なかんずく(1)(2)(3)の連中が傍(はた)迷惑な失態を演じがち、世界を混乱に陥れがちであり、振り返ってみると即座に歴史上の人名があまた浮かんできます。
著者は独裁者・白人・男性の自覚や猛省を促すために『メガトン級~』を執筆されたのかもしれません。
ここで、属性に関連する書内の顔ぶれを紹介しておきましょう。
第4章「統治に向いていなかった専制君主たち(pp.97)」で登場したトルクメニスタン大統領サパルムラト・ニヤゾフが(1)(2)(3)を、第9章「テクノロジーは人類を救うのか(pp.259)」の米国人トマス・ミジリーは(2)(3)(4)(5)を、それぞれ満たしました。

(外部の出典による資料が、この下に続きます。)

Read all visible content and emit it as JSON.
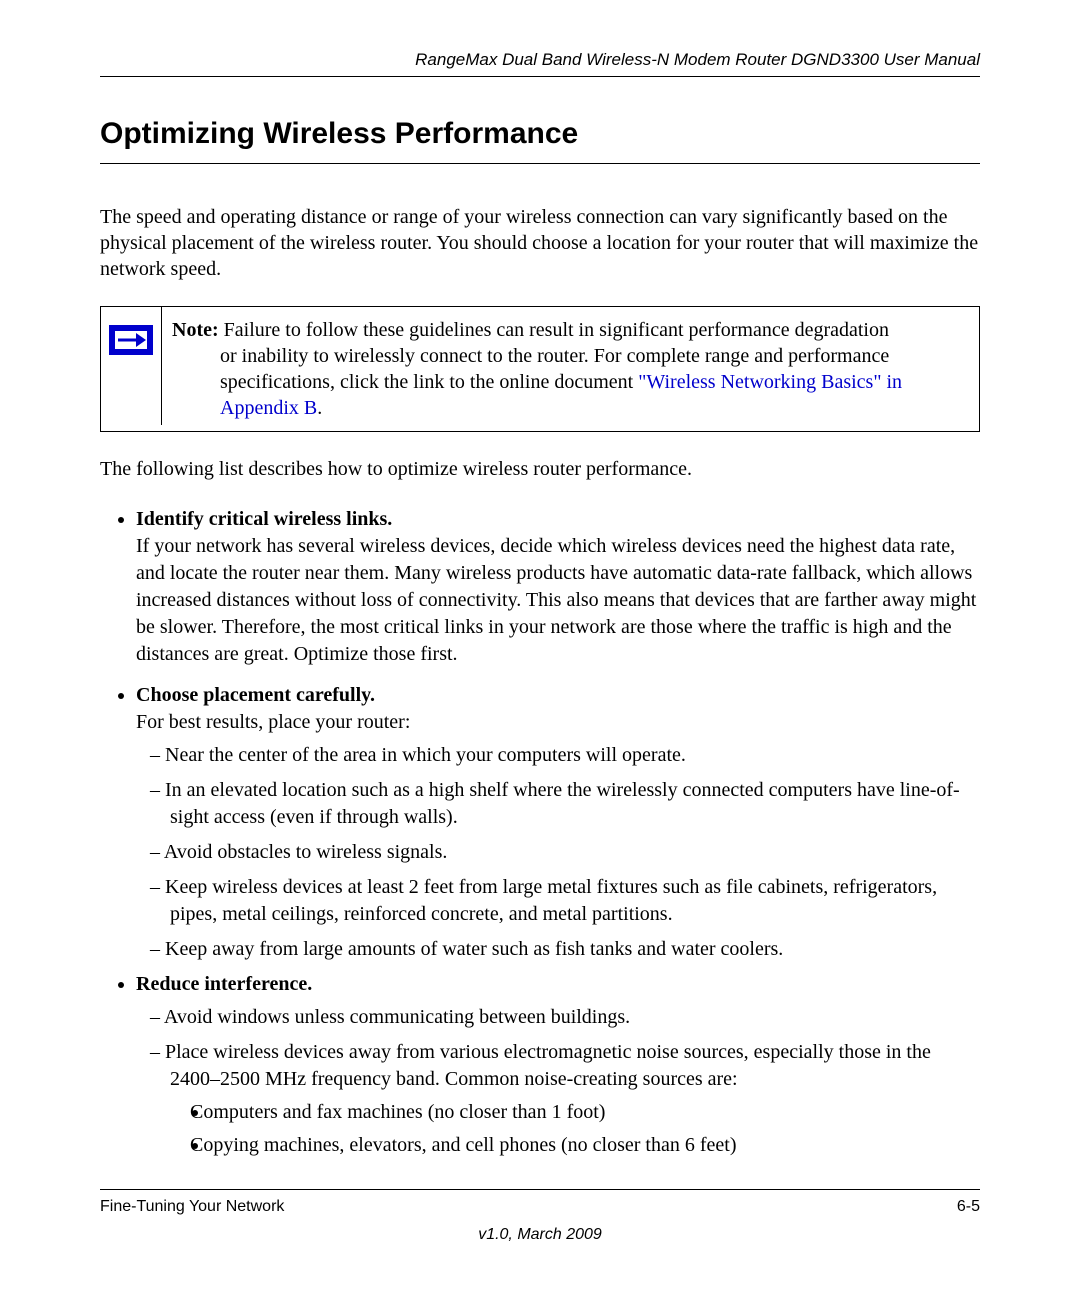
{
  "header": {
    "doc_title": "RangeMax Dual Band Wireless-N Modem Router DGND3300 User Manual"
  },
  "title": "Optimizing Wireless Performance",
  "intro": "The speed and operating distance or range of your wireless connection can vary significantly based on the physical placement of the wireless router. You should choose a location for your router that will maximize the network speed.",
  "note": {
    "label": "Note:",
    "text_before_link": " Failure to follow these guidelines can result in significant performance degradation or inability to wirelessly connect to the router. For complete range and performance specifications, click the link to the online document ",
    "link_text": "\"Wireless Networking Basics\" in Appendix B",
    "after_link": "."
  },
  "lead": "The following list describes how to optimize wireless router performance.",
  "b1": {
    "title": "Identify critical wireless links.",
    "body": "If your network has several wireless devices, decide which wireless devices need the highest data rate, and locate the router near them. Many wireless products have automatic data-rate fallback, which allows increased distances without loss of connectivity. This also means that devices that are farther away might be slower. Therefore, the most critical links in your network are those where the traffic is high and the distances are great. Optimize those first."
  },
  "b2": {
    "title": "Choose placement carefully.",
    "body": "For best results, place your router:",
    "d1": "Near the center of the area in which your computers will operate.",
    "d2": "In an elevated location such as a high shelf where the wirelessly connected computers have line-of-sight access (even if through walls).",
    "d3": "Avoid obstacles to wireless signals.",
    "d4": "Keep wireless devices at least 2 feet from large metal fixtures such as file cabinets, refrigerators, pipes, metal ceilings, reinforced concrete, and metal partitions.",
    "d5": "Keep away from large amounts of water such as fish tanks and water coolers."
  },
  "b3": {
    "title": "Reduce interference.",
    "d1": "Avoid windows unless communicating between buildings.",
    "d2": "Place wireless devices away from various electromagnetic noise sources, especially those in the 2400–2500 MHz frequency band. Common noise-creating sources are:",
    "s1": "Computers and fax machines (no closer than 1 foot)",
    "s2": "Copying machines, elevators, and cell phones (no closer than 6 feet)"
  },
  "footer": {
    "section": "Fine-Tuning Your Network",
    "page": "6-5",
    "version": "v1.0, March 2009"
  }
}
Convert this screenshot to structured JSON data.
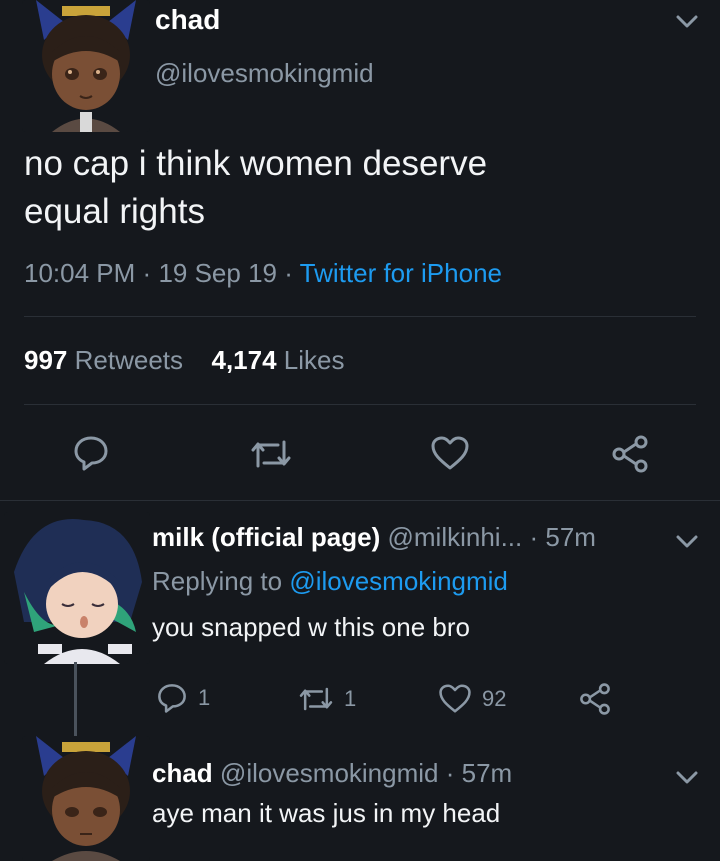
{
  "main_tweet": {
    "display_name": "chad",
    "handle": "@ilovesmokingmid",
    "text_line1": "no cap i think women deserve",
    "text_line2": "equal rights",
    "time": "10:04 PM",
    "sep1": "·",
    "date": "19 Sep 19",
    "sep2": "·",
    "client": "Twitter for iPhone",
    "retweets_count": "997",
    "retweets_label": "Retweets",
    "likes_count": "4,174",
    "likes_label": "Likes"
  },
  "reply1": {
    "display_name": "milk (official page)",
    "handle": "@milkinhi...",
    "time": "· 57m",
    "replying_prefix": "Replying to",
    "replying_to": "@ilovesmokingmid",
    "text": "you snapped w this one bro",
    "reply_count": "1",
    "retweet_count": "1",
    "like_count": "92"
  },
  "reply2": {
    "display_name": "chad",
    "handle": "@ilovesmokingmid",
    "time": "· 57m",
    "text": "aye man it was jus in my head"
  },
  "colors": {
    "background": "#15181d",
    "accent": "#1d9bf0",
    "muted": "#8b98a5"
  },
  "icons": [
    "reply-icon",
    "retweet-icon",
    "like-icon",
    "share-icon",
    "chevron-down-icon"
  ]
}
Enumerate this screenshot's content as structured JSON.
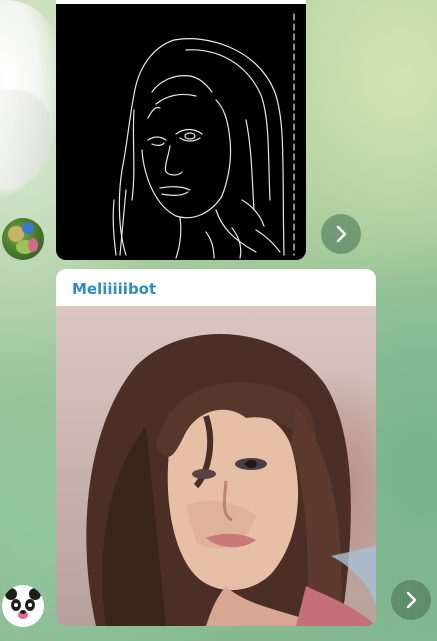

本書すべての登場人物が一騎当千のひどさながら、トマス・ミジリーは最低、最悪……。
なお、わたしは既述のように「著者は独裁者・白人・男性の自覚や猛省を促すため~」と推測しました。
推測の裏付けとなるかもしれない写真が「おわりに:将来の失敗」に載っています(322ページ。おもしろいオチでした)。
以下、閑語です。
問題はクリストファー・コロンブスが測定単位をはなはだしく混同していて、計算を完全に間違えていたことだった。(中略)追い風に乗れば、そのうち今の実際の位置から東へ数千キロのところに日本を発見できると思い込んでいた。(pp.183)
コロンブスの航海が黄金の国ジパングを目指していたのは周知の史実ですけれども、ジパングなる言葉が日本を意味するか否かの件はまだ学術論議が落着していない状況。
著者は日本説でいらっしゃるみたいです。
ジパングは日本だったと仮定し話をつづけさせていただくと、コロンブスおよびその一行がアメリカ大陸到着後、先住民のかたがたにおこなった目をそむけたくなる虐殺行為を思えば、彼らが本邦へ来なかったことは15世紀末の日本人にとって幸いでした。
当時のこちらは戦国時代の初めごろでしたので、コロンブスたちが来ても血気盛んな武士団が蹴散らしてくれた可能性はありますが……。